Голенков хотел было сделать барышне замечание – мол, к старшим следует обращаться на «вы»… Но, взглянув ей в лицо, передумал. Воспитывать эту отвязанную девицу было столь же нелепо, как подвесить на стрелке барометра гирьку, чтобы она вела себя послушней…

…Эдик просидел в обществе Лиды почти три часа. Уже через минуту ему стало понятно, каких садов этот фрукт. Да и профессиональных навыков бывшего опера оказалось достаточно, чтобы исподволь выпытать всю ее подноготную.

В голове Лиды Ермошиной царил полный мрак, слабо разбавленный какой-то скабрезной чушью. Она презирала абсолютно все: хорошие манеры, воспитанность, образование, работу, чтение книг и даже элементарную человеческую порядочность. Мужиков, впрочем, она в свои шестнадцать лет тоже презирала. Но обходиться без них не могла. Вот уже третий год единственным источником существования малолетки была базарная проституция. Однако сама Лида не видела в этом ничего предосудительного.

– Мужикам «разгружаться» надо, а мне – бабло. Я с шестого класса гуляю и всегда на косметику и колготки имею, – с подкупающей искренностью сообщила девушка и деловито рассказала, как делала школьные уроки в перерыве между «палками» и как почтенные отцы семейств, глядя на это, просто кончали.

– А… как же школа? – ужаснулся Голенков.

– Да ну ее в жопу! – лениво отмахнулась Ермошина. – Все, что мне от жизни надо, я и так умею.

– А папа с мамой?

– Мамку прошлой зимой грузовик переехал. Бухая была, – равнодушно сообщила Мандавошка. – А папка… Хрен его знает, где он теперь. Вернулся с зоны лет шесть назад, братика Димку забацал – и опять сел.

– А… старик с игрушечным автоматом… он кто?

– Мой дед. Полный придурок, бля. Когда-то вертухаем в лагере служил. Во время бунта на зоне по голове получил, вот его и комиссовали. Когда трезвый, так еще ничего. А когда пенсию получит и накатит, почему-то думает, что он опять зоновский вертухай.

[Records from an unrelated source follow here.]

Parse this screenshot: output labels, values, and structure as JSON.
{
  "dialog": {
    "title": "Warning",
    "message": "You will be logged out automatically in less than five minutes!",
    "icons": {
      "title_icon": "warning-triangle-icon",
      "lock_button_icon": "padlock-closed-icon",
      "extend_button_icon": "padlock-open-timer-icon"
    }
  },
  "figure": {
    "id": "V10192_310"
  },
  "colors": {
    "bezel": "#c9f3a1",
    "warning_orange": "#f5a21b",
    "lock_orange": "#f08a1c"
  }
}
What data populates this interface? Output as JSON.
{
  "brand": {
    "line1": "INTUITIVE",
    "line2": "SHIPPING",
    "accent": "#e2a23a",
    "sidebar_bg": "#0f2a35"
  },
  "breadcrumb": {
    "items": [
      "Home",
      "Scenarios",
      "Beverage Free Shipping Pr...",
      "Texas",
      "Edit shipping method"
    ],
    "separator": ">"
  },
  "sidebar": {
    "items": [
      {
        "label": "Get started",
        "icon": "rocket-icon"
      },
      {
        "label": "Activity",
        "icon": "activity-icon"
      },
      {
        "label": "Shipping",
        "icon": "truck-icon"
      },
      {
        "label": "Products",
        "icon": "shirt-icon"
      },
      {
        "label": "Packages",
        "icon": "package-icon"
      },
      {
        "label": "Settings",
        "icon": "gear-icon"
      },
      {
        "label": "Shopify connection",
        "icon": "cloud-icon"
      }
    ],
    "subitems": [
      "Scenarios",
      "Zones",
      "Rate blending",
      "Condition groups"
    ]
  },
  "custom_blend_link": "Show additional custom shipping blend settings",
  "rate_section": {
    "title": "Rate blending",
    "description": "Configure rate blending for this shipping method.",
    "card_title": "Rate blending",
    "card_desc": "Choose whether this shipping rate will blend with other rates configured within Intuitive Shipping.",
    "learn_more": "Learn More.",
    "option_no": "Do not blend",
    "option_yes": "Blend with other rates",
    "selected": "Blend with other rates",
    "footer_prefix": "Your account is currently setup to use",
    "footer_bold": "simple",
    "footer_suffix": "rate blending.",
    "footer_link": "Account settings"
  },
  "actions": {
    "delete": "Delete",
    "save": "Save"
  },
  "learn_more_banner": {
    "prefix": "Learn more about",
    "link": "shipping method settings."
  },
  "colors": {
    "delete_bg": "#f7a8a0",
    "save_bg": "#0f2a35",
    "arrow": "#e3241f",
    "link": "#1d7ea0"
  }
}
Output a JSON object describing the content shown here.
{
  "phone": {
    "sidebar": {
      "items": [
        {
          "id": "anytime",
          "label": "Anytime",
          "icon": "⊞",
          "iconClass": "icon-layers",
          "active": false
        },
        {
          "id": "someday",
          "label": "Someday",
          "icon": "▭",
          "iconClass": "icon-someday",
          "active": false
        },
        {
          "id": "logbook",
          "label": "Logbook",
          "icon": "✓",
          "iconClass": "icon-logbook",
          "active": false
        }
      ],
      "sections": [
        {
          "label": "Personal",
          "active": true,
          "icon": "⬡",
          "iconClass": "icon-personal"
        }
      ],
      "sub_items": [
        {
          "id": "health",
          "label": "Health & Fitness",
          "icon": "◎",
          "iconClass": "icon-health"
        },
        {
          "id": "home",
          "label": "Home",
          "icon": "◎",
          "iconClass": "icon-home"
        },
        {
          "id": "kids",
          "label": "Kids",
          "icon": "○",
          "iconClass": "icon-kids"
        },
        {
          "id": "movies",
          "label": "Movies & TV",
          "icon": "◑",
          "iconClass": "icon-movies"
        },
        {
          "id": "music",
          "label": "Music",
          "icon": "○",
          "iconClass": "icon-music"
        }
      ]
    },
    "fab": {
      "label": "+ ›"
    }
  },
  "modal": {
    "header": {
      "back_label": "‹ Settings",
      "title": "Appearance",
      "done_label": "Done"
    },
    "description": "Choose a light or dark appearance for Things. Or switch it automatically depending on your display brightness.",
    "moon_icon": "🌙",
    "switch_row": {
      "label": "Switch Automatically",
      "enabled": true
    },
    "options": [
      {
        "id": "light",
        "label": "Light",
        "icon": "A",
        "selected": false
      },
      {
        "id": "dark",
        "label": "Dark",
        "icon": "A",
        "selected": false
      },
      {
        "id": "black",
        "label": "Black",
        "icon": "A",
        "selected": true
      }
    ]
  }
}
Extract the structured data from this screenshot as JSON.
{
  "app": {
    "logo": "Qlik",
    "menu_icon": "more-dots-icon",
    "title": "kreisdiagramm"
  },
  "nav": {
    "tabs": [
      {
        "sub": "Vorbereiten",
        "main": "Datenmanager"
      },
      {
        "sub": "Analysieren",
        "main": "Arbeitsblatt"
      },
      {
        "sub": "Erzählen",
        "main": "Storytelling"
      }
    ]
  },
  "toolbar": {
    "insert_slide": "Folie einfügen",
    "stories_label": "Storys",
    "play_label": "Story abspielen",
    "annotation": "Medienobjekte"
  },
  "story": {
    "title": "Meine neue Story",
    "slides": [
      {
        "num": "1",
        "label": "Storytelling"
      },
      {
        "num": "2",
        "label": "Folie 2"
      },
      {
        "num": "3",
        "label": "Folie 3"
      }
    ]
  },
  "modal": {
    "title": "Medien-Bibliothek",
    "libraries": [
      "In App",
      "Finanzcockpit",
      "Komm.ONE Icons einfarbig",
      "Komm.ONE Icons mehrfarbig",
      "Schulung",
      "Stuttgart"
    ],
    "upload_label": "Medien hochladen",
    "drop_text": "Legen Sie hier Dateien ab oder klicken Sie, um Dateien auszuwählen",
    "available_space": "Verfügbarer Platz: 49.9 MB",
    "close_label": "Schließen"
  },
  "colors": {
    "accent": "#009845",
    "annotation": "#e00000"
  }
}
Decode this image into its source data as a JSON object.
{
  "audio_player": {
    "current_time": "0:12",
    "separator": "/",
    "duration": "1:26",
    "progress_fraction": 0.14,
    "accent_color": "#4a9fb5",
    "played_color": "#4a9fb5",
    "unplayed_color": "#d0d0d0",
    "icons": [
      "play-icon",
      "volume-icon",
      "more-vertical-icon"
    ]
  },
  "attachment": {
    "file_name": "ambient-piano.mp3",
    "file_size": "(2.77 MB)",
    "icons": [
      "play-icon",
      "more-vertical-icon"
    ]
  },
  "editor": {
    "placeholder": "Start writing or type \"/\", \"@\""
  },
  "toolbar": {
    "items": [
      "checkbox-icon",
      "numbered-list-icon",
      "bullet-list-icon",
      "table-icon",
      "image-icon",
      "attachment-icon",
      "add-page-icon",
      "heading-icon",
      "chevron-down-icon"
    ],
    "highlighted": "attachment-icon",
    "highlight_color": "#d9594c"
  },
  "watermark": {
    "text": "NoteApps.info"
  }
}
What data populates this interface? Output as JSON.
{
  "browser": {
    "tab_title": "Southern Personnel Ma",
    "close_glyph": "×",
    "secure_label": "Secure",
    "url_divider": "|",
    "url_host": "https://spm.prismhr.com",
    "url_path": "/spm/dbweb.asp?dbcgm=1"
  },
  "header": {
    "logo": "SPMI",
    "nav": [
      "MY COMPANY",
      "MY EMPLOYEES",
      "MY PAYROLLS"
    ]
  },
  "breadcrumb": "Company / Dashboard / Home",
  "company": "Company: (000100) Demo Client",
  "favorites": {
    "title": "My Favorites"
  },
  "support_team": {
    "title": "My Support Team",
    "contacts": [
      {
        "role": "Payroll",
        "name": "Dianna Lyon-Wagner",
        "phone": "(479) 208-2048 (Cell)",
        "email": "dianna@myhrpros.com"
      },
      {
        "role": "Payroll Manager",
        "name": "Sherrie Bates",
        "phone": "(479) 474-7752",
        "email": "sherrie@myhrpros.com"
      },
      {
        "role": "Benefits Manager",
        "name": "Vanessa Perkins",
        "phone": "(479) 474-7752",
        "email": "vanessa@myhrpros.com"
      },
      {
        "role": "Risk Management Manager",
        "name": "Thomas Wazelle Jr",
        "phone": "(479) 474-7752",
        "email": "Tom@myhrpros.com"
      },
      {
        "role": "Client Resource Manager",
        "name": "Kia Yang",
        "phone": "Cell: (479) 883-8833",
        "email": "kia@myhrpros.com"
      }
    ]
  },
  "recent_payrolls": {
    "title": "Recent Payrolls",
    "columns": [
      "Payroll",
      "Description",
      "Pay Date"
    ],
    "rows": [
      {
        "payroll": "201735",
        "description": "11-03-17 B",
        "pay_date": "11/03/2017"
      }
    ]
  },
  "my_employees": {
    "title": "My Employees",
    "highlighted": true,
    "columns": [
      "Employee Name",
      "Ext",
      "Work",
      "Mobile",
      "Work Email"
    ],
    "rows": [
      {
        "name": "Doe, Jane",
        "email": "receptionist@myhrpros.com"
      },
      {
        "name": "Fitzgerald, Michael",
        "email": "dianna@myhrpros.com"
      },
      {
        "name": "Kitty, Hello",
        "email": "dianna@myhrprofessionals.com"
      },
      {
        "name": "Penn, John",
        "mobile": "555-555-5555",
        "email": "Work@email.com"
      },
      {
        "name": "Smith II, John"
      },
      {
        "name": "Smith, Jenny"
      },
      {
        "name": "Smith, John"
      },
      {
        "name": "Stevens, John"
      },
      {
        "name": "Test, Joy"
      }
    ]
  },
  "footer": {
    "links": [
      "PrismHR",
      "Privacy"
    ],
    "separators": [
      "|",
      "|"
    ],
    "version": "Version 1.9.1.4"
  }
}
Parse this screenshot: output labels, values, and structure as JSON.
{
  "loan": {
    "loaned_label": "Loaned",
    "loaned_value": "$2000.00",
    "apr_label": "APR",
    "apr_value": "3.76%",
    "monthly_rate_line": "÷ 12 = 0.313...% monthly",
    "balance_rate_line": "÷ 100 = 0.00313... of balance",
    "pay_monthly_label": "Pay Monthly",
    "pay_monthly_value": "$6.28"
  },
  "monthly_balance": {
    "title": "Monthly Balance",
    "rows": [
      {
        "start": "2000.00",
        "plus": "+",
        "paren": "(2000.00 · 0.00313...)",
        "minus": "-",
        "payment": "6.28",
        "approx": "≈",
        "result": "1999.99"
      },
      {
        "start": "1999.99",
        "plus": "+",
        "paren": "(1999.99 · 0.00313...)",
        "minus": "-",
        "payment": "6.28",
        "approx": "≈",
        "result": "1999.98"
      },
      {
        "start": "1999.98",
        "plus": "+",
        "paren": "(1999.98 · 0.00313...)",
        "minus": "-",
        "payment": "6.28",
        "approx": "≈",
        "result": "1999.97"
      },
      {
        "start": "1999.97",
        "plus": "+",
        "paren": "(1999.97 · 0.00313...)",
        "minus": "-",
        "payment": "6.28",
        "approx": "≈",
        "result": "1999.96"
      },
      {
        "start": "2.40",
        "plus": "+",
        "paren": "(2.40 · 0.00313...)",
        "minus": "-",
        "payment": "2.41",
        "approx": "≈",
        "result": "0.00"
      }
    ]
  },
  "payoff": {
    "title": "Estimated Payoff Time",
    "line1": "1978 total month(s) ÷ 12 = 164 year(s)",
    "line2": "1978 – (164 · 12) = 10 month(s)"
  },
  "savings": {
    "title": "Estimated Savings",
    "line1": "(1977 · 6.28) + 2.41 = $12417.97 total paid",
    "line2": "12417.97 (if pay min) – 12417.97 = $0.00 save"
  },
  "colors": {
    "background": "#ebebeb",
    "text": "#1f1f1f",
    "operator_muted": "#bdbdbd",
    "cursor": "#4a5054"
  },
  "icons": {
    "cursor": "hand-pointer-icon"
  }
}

Садится у открытого окна с игрушечным автоматом и давай по прохожим хуярить: тра-та-та-та! Это, мол, зэки в побег намылились.

– М-да… – только и сумел вымолвить недавний арестант.

– Слышь… Ты за свою Таньку не переживай. Целка она еще, отвечаю в натуре, – успокоила Лида, словно угадывая ход мысли собеседника. – С мужиками не гуляет, хотя ей сто раз предлагали. Она ведь большой и светлой любви, бля, ждет. Я это точно знаю. Сама говорила. Танюха мне не только подруга, но и типа домработницы. Мне-то самой за домом смотреть некогда. Ну, малого из садика забрать, в квартире убрать, за покупками сходить, за бухим дедом присмотреть. Я ей за все это плачу. В месяц где-то полторы тыщи набегает. Нехило, да?

– А сама-то ты сколько зарабатываешь? – не удержался от вопроса бывший мент.

Ермошина наморщила лоб.

– Раньше, пока не обрюхатилась, по шесть-восемь тыщ в месяц имела. Я-то без сутика работаю, ни с кем не делюсь. А теперь… Кто на меня, пузатую, позарится? Знаешь, какая в нашем городе конкуренция? На блядоходе по вечерам телок, как грязи! Только за счет «микрофона» и выживаю.

– А что это?

– Ну, минет – лучше для мужчины нет! – глупо хихикнула Лида. – Триста рэ – и все дела.

Только теперь Голенков наконец-то сообразил, почему Лидино лицо такое белое и чистое. Несомненно, этому способствовала ежедневная белковая диета.

– А как родишь, тогда что?

– Тогда – полный голяк, – опечалилась маленькая проститутка. – Месяца четыре придется в завязке сидеть. Как говорится – ни капли в рот, ни сантиметра в жопу. Что мне – на фабрику идти, швеей-мотористкой? Тяжелее хера в руки не беру!

– Папа хоть кто?

– Ты этого имеешь в виду? – хмыкнула барышня, небрежно ткнув пальцем в свой упругий живот. – А хрен его знает! И с абортом, бля, как назло, опоздала. А он все растет и растет. Через три месяца рожать надо. Может, в роддоме ребенка оставлю, может, нет. Не знаю еще…

– Вот оно что… – медленно проговорил бывший опер. – А не боишься мужиков, с которыми трахаешься, под статью подвести?!

– Это которая по «мохнатке»? Да ты че, кто мне тут поверит?! Меня и участковый знает, и все базарные менты, и опера, которые по рынку слоняются… Да у меня и заяву не примут! А потом еще и мужики те… звездюлей навешают! Запросто.

Допив пиво, Голенков аккуратно поставил пустую бутылку под стол и цепко взглянул на собеседницу.

– Значит, у тебя шесть месяцев сроку? – вновь уточнил он, задумавшись.

– Где-то так. В октябре – ноябре залетела.

– В октябре – ноябре, говоришь? Это хорошо. И не помнишь, от кого?